How do we prevent people coming within and posing a threat by masquerading as legitimate employees or service personnel? Well, we're doing that by developing the Transportation Worker Identification Credential, to make sure those who come into our ports are not a security risk, that they are authorized to do the work there, and that they are not using fraudulent or stolen credentials. TWIC will be a tamper-resistant, biometric credential for our nation's transportation workers, including port workers.
We estimate about three-quarters of a million port workers will be issued TWIC cards and that they will be required for all individuals who expect unescorted access to secure areas of MTSA-regulated facilities and vessels. TSA is responsible for conducting the security threat assessment on TWIC applicants, which includes a check against terrorist watch lists, an immigration status check, and an FBI fingerprint-based criminal history records check.
We issued the first set of regulations for TWIC in January, and the rule becomes effective in a matter of days, after which we expect to begin enrolling port workers. TWIC is going to have an immediate security benefit in terms of having a standard secure credential.

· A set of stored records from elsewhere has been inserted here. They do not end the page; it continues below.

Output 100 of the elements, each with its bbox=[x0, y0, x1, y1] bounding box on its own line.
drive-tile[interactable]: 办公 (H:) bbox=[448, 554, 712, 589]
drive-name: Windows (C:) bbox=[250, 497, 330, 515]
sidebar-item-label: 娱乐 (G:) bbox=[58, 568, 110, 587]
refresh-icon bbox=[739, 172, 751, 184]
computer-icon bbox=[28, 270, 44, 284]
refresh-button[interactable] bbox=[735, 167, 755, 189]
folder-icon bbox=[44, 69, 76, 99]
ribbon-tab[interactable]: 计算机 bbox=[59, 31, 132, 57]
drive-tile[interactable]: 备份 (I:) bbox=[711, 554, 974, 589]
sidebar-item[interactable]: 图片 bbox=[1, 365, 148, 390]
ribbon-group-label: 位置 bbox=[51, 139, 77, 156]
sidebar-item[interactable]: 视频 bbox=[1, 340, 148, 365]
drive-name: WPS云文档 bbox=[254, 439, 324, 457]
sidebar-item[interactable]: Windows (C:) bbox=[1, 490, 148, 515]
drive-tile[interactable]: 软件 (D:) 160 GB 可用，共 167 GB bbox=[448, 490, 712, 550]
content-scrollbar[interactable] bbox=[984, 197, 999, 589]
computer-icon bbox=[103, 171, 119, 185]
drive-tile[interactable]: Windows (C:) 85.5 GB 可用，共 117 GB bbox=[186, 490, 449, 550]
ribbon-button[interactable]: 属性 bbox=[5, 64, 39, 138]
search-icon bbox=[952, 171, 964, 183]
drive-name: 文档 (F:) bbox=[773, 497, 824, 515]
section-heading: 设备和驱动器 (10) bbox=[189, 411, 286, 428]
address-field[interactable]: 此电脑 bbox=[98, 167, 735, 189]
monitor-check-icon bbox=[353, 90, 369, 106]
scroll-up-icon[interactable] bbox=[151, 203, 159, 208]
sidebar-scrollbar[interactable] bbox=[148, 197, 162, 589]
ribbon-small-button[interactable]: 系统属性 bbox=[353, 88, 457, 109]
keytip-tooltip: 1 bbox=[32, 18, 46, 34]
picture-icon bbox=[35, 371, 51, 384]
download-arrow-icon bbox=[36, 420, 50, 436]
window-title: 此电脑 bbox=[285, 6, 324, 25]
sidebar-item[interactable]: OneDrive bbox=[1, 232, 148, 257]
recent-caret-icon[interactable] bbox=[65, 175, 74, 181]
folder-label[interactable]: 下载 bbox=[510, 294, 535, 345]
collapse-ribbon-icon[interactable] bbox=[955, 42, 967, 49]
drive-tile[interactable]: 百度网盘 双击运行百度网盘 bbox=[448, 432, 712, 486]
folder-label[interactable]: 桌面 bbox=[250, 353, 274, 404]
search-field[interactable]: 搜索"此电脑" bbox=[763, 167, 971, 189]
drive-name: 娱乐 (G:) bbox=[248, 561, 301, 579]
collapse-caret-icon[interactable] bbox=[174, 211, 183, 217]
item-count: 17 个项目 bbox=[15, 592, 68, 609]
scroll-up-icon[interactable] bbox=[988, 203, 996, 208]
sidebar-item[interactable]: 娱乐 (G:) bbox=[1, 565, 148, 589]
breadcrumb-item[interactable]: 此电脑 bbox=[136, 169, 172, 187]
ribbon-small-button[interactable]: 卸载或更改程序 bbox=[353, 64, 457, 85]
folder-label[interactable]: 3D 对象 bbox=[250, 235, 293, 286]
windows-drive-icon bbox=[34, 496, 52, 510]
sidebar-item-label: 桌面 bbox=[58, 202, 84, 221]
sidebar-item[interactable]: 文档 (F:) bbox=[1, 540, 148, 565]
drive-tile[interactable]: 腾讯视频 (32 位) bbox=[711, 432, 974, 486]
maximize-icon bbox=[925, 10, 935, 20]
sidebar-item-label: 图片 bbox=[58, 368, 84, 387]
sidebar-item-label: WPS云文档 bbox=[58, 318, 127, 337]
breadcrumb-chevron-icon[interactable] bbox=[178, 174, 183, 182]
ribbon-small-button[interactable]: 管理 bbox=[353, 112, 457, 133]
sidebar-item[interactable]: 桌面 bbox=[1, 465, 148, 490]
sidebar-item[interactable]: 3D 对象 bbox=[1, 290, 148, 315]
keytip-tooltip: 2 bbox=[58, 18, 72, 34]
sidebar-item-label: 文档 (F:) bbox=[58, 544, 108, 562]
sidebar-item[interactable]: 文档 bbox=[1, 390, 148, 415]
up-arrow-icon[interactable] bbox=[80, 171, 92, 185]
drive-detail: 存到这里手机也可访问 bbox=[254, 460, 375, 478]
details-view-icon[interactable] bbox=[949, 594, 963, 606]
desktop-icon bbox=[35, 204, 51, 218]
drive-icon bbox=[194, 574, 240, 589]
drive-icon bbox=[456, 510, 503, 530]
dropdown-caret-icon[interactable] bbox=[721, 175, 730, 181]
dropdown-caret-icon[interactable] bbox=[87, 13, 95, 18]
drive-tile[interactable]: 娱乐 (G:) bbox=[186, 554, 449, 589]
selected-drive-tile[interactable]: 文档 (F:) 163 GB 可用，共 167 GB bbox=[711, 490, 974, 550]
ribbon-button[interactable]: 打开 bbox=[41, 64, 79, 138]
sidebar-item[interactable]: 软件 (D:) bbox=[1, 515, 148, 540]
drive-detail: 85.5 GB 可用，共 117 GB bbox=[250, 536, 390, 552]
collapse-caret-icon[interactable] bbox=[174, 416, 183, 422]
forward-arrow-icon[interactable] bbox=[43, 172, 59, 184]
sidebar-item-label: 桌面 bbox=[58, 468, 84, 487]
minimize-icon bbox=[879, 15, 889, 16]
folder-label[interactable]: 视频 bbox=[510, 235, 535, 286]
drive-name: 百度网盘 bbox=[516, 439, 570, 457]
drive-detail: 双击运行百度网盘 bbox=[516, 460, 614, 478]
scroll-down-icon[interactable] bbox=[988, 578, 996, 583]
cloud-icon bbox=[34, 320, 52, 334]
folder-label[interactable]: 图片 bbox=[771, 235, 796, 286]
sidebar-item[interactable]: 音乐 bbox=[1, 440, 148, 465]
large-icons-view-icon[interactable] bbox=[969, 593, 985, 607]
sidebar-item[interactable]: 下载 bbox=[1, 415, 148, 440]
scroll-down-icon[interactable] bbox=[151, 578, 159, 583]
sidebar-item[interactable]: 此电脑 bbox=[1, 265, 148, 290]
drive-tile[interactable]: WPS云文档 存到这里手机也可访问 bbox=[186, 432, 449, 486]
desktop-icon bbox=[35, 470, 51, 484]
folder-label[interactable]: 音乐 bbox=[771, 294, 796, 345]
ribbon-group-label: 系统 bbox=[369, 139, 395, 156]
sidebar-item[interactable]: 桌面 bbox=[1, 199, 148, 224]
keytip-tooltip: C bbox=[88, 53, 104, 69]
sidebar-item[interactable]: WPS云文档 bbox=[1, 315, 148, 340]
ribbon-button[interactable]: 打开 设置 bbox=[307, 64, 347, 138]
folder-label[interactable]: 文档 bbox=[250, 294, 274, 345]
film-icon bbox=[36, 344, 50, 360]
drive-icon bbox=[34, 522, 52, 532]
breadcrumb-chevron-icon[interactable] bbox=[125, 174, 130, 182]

In successive months we'll be working on the more complicated issue of access control and use of TWIC readers. Many of you helped in developing the reader standard and will be involved in upcoming pilot tests. We will take what we learn from those tests and incorporate them into a second set of rule makings on access control requirements.
We recognize it's a complicated undertaking- it takes place in a demanding operational environment. But by taking this in stages: background checks first, credentials next, and then access readers third, we've been able to rapidly move forward while ensuring that we are carefully evaluating technology and operational impact at every step of the process.